# Multivariate Distance Matrix Regression

In [1]:
from mgcpy.independence_tests.mdmr import MDMR
from mgcpy.benchmarks.simulations import linear_sim

MDMR is a statistical technique that tests the significance of associations between predictors using a permutation test. Suppose that an appropriate distance measure is used to calculate an $n \times n$ distance matrix such that
$\bf{D} = d_{ij}\ \forall\ i, j = 1, ..., n$ where $d_{ij}$ quantifies the dissimilarity between subject $i$ and $j$. Let $\bf{y}$ be a $n \times q$ matrix that will be regressed onto a $n \times p$ matrix $\bf{x}$ of $p$ predictor variables and a column of 1's for the intercept. MDMR~is used to quantify the sum of square distances (SSD), which is
$$
    SSD = \sum_{i < j} d_{ij}^2 = \sum_{j < i} d_{ij}^2,
$$
into a portion attributed to $\bf{x}$ and a portion attributed to a residual. A symmetric projection matrix can be calculated as $\bf{L} = \bf{x} {\left( {\bf{x}} ^T \bf{x} \right)}^{-1} {\bf{x}} ^T$. In addition, a matrix involved in centering can be calculated as $\bf{A} = \left( -1 / 2 \right) d_{ij}^2$. Given that $\bf{I}$ is the identify matrix of size $n \times n$ and $\bf{J}$ is a matrix of ones that is the same size, the Gower centered matrix \citep{gower1966some} is
$$
\bf{G} = \left( \bf{I} - \frac{1}{n} \bf{J} {\bf{J}} ^T \right) \bf{A} \left( \bf{I} - \frac{1}{n} \bf{J} {\bf{J}} ^T \right).
$$
This is used because since $\text{tr}{\bf{D}} = 0$ while $\text{tr}{\bf{G}} = SSD/n$. The MDMR~test statistic can thus be written as

$$\begin{equation}
    \text{MDMR}_n = \frac{\text{tr}{\bf{L} \bf{G} \bf{L}} / p}{\text{tr}{\left( \bf{I} - \bf{L} \right) \bf{G} \left( \bf{I} - \bf{L} \right)} / \left( n - p - 1 \right)}.
\end{equation}$$

Since the degrees of freedom $p$ and $n - p - 1$ are constant and do not affect permuted p-values, they are typically omitted from the MDMR statistic.

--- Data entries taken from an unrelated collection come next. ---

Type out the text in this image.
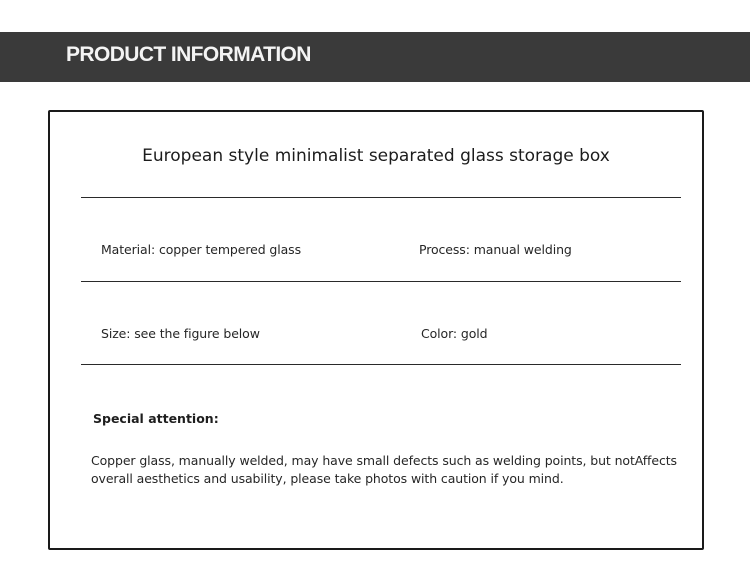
PRODUCT INFORMATION
European style minimalist separated glass storage box
Material: copper tempered glass	Process: manual welding
Size: see the figure below	Color: gold
Special attention:
Copper glass, manually welded, may have small defects such as welding points, but notAffects overall aesthetics and usability, please take photos with caution if you mind.
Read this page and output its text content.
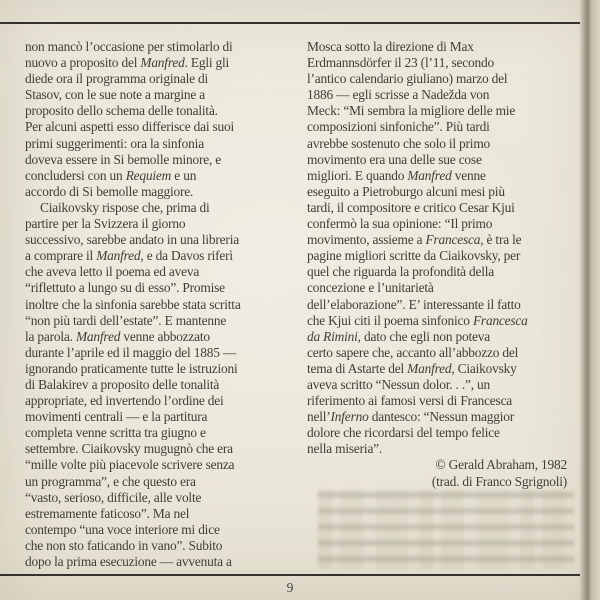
non mancò l’occasione per stimolarlo di
nuovo a proposito del Manfred. Egli gli
diede ora il programma originale di
Stasov, con le sue note a margine a
proposito dello schema delle tonalità.
Per alcuni aspetti esso differisce dai suoi
primi suggerimenti: ora la sinfonia
doveva essere in Si bemolle minore, e
concludersi con un Requiem e un
accordo di Si bemolle maggiore.
Ciaikovsky rispose che, prima di
partire per la Svizzera il giorno
successivo, sarebbe andato in una libreria
a comprare il Manfred, e da Davos riferì
che aveva letto il poema ed aveva
“riflettuto a lungo su di esso”. Promise
inoltre che la sinfonia sarebbe stata scritta
“non più tardi dell’estate”. E mantenne
la parola. Manfred venne abbozzato
durante l’aprile ed il maggio del 1885 —
ignorando praticamente tutte le istruzioni
di Balakirev a proposito delle tonalità
appropriate, ed invertendo l’ordine dei
movimenti centrali — e la partitura
completa venne scritta tra giugno e
settembre. Ciaikovsky mugugnò che era
“mille volte più piacevole scrivere senza
un programma”, e che questo era
“vasto, serioso, difficile, alle volte
estremamente faticoso”. Ma nel
contempo “una voce interiore mi dice
che non sto faticando in vano”. Subito
dopo la prima esecuzione — avvenuta a
Mosca sotto la direzione di Max
Erdmannsdörfer il 23 (l’11, secondo
l’antico calendario giuliano) marzo del
1886 — egli scrisse a Nadežda von
Meck: “Mi sembra la migliore delle mie
composizioni sinfoniche”. Più tardi
avrebbe sostenuto che solo il primo
movimento era una delle sue cose
migliori. E quando Manfred venne
eseguito a Pietroburgo alcuni mesi più
tardi, il compositore e critico Cesar Kjui
confermò la sua opinione: “Il primo
movimento, assieme a Francesca, è tra le
pagine migliori scritte da Ciaikovsky, per
quel che riguarda la profondità della
concezione e l’unitarietà
dell’elaborazione”. E’ interessante il fatto
che Kjui citi il poema sinfonico Francesca
da Rimini, dato che egli non poteva
certo sapere che, accanto all’abbozzo del
tema di Astarte del Manfred, Ciaikovsky
aveva scritto “Nessun dolor. . .”, un
riferimento ai famosi versi di Francesca
nell’Inferno dantesco: “Nessun maggior
dolore che ricordarsi del tempo felice
nella miseria”.
© Gerald Abraham, 1982
(trad. di Franco Sgrignoli)
9
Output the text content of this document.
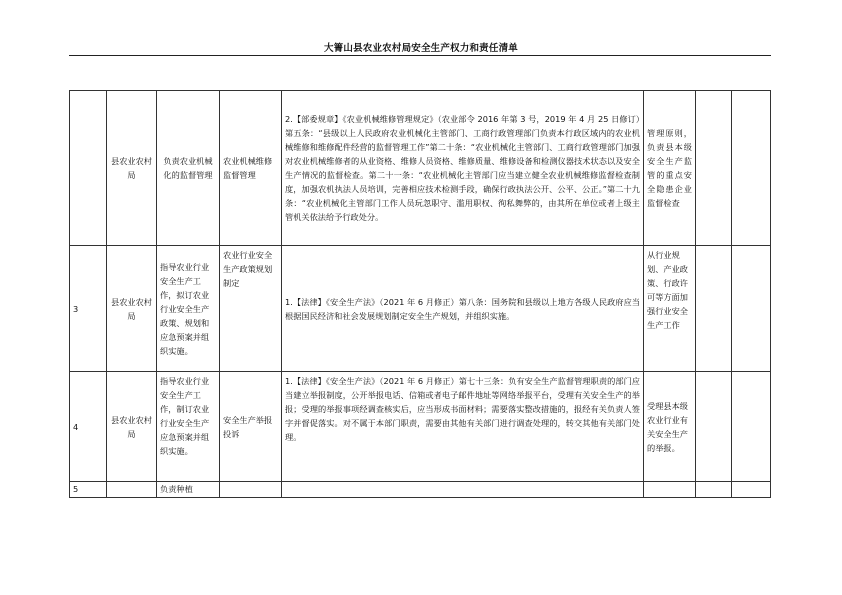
大箐山县农业农村局安全生产权力和责任清单
	县农业农村局	负责农业机械化的监督管理	农业机械维修监督管理	2.【部委规章】《农业机械维修管理规定》（农业部令 2016 年第 3 号，2019 年 4 月 25 日修订）第五条：“县级以上人民政府农业机械化主管部门、工商行政管理部门负责本行政区域内的农业机械维修和维修配件经营的监督管理工作”第二十条：“农业机械化主管部门、工商行政管理部门加强对农业机械维修者的从业资格、维修人员资格、维修质量、维修设备和检测仪器技术状态以及安全生产情况的监督检查。第二十一条：“农业机械化主管部门应当建立健全农业机械维修监督检查制度，加强农机执法人员培训，完善相应技术检测手段，确保行政执法公开、公平、公正。”第二十九条：“农业机械化主管部门工作人员玩忽职守、滥用职权、徇私舞弊的，由其所在单位或者上级主管机关依法给予行政处分。	管理原则，负责县本级安全生产监管的重点安全隐患企业监督检查		
3	县农业农村局	指导农业行业安全生产工作，拟订农业行业安全生产政策、规划和应急预案并组织实施。	农业行业安全生产政策规划制定	1.【法律】《安全生产法》（2021 年 6 月修正）第八条：国务院和县级以上地方各级人民政府应当根据国民经济和社会发展规划制定安全生产规划，并组织实施。	从行业规划、产业政策、行政许可等方面加强行业安全生产工作		
4	县农业农村局	指导农业行业安全生产工作，制订农业行业安全生产应急预案并组织实施。	安全生产举报投诉	1.【法律】《安全生产法》（2021 年 6 月修正）第七十三条：负有安全生产监督管理职责的部门应当建立举报制度，公开举报电话、信箱或者电子邮件地址等网络举报平台，受理有关安全生产的举报；受理的举报事项经调查核实后，应当形成书面材料；需要落实整改措施的，报经有关负责人签字并督促落实。对不属于本部门职责，需要由其他有关部门进行调查处理的，转交其他有关部门处理。	受理县本级农业行业有关安全生产的举报。		
5		负责种植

As with the other tests, simply create an `MDMR` object and then call the test statistic method. This is done below, by utilizing a simulation and calculating the MDMR test statistic from that data:

In [2]:
x, y = linear_sim(10, 1)

mdmr = MDMR()
test_stat = mdmr.test_statistic(x, y)[0]
print("MDMR test statistic: %.2f" % test_stat)

MDMR test statistic: 1.21


P-values are calculated via permutation tests as with other packages. This is done by permutting $y$ and calculating the test statistic. The number of times that the test statistics are greater than or equal to null divided by the replication factor is equal to the p-value. This is shown below:

In [3]:
p_value = mdmr.p_value(x, y)[0]
print("MDMR p-value: %.2f" % p_value)

MDMR p-value: 0.27